By Tim Gray, Variety
Creativity and longevity were the key words Saturday night at the eighth annual Governors Awards, as Oscars were handed to four individuals who collectively represented about 225 years of film experience.
Honorees were Jackie Chan, editor Anne V. Coates, casting director Lynn Stalmaster and documentarian Frederick Wiseman at Hollywood & Highland.
At the cocktail reception and the pre-dinner schmoozing, the conversation was dominated by the Nov. 8 election of Donald Trump, as well as handicapping the current awards season, with most of the films in contention being represented.
However, politics and the 2016 awards took a back seat once the 75-minute ceremony started, with knockout clip montages and verbal tributes to the four honorees.
Chan, looking about the same age as he did in the 1970s scenes of his work, climaxed the evening with the shortest and most exuberant speech, saying that years ago, he saw an Oscar at Sylvester Stallone’s house, and knew he wanted one of his own. Now, 50 years, 200 films and many broken bones later, he had one.
In introductory remarks, Tom Hanks compared him to John Wayne and Buster Keaton, and described him as “Chan-tastic.” Chan thanked the people of Hong Kong and said he was proud to be Chinese. He ended his brief remarks by thanking his fans.
The ceremony began with a trophy to Lynn Stalmaster, the first casting director to ever be given an Oscar. (The Academy added a casting director branch a few years ago, but so far, there is no category for an award.) Visibly moved, Stalmaster saluted the many directors he worked with, including Billy Wilder, Robert Wise, William Wyler, Mike Nichols, Norman Jewison, Sydney Pollack and Blake Edwards.
There were audible gasps at the spectacular footage from Lawrence of Arabia, part of the tribute to editor Anne Coates, who started out as an assistant on the classic The Red Shoes. Nicole Kidman said that the film industry often salutes directors, but editors are the “unsung heroes” of the industry.

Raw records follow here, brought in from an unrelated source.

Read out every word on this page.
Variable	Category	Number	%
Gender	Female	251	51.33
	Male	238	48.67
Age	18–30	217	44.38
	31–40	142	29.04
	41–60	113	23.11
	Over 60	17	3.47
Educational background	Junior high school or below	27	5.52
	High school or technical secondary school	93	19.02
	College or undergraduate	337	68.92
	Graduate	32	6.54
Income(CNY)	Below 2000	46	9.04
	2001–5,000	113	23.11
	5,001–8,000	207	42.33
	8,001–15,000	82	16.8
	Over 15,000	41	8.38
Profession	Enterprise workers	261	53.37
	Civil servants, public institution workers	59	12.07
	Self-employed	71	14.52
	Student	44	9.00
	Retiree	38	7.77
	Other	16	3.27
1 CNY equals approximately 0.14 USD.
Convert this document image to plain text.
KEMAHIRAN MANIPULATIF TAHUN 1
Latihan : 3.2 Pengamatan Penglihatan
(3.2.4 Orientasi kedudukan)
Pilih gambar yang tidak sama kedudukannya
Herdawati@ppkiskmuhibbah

In the Wiseman clips, a voice marveled that he has made 41 films, he’s in his 80s “and he still holds the boom!” Don Cheadle presented the award, praising Wiseman for his empathetic studies of various American institutions, adding, “In these times, there’s nothing more important than empathy.”
The event was produced by David Rubin. Repping the Academy were numerous governors, plus AMPAS CEO Dawn Hudson.
The audience was jam-packed with Hollywood notables who represented a cross-section of Hollywood, from vets like Warren Beatty and Bruce Dern to 21st century game-changers including Ava DuVernay and Megan Ellison.
The roster included directors of current awards contenders, including Tom Ford, Pedro Almodovar, Juan Antonio Bayona, Warren Beatty, Damien Chazelle, Kief Davidson, Barry Jenkins, Garth Jennings, Travis Knight, Pablo Larrain, Kenneth Lonergan, David Mackenzie, Matt Ross and Morten Tyldum.
The impressive list of attendees also included Jeff Bridges, Viola Davis, Alexandre Desplat, Andrew Garfield, Hugh Grant, Rebecca Hall, Naomie Harris, Lucas Hedges, Traji P. Henson, Isabelle Huppert, Felicity Jones, Lin-Manuel Miranda, Viggo Mortensen, Lupita Nyong’o, Dev Patel, Ryan Reynolds, Arnold Schwarzenegger, Sylvester Stallone, Emma Stone, Aaron Taylor-Johnson, Jennifer Todd, Vince Vaughn and Michelle Yeoh.
Executives included Michael Barker, Bob Berney, Howard Cohen, Megan Colligan, Jim Gianopulos, Steve Gilula, Josh Goldstine, Ted Hope, Jeremy Kleiner, Donna Langley, John Lasseter, Chris Meledandri, Ron Meyers, Terry Press, Jason Ropell, Jeff Shell, Stacey Snider and Nancy Utley.
The evening’s approach was in contrast to the past two years, when the appreciation and affection were mixed with electrifying speeches by Harry Belafonte and Spike Lee about the film industry’s lack of diversity/inclusion.
The closest thing to those comments were in the very subtle introductory remarks by Academy of Motion Picture Arts & Sciences president Cheryl Boone Isaacs. She drew applause with her comment that industry decision-makers need to “hire, recruit and mentor” a new generation who will represent the world population because “inclusion isn’t just a favor for anyone; it’s a strategic imperative.”
She also said the the great film work represented by the quartet “remind us how in uncertain times, movies connect us, change us, unify us.”
In 2009, the Academy broke out the Governors Awards into a separate, untelevised ceremony; the Oscarcast time constraints limited the number of honorees and the time devoted to each. So the separate ceremony was an experiment, but an immediate success.
Oscar strategists quickly learned that it was a key stop in the campaign, since there are hundreds of Academy voters in one room.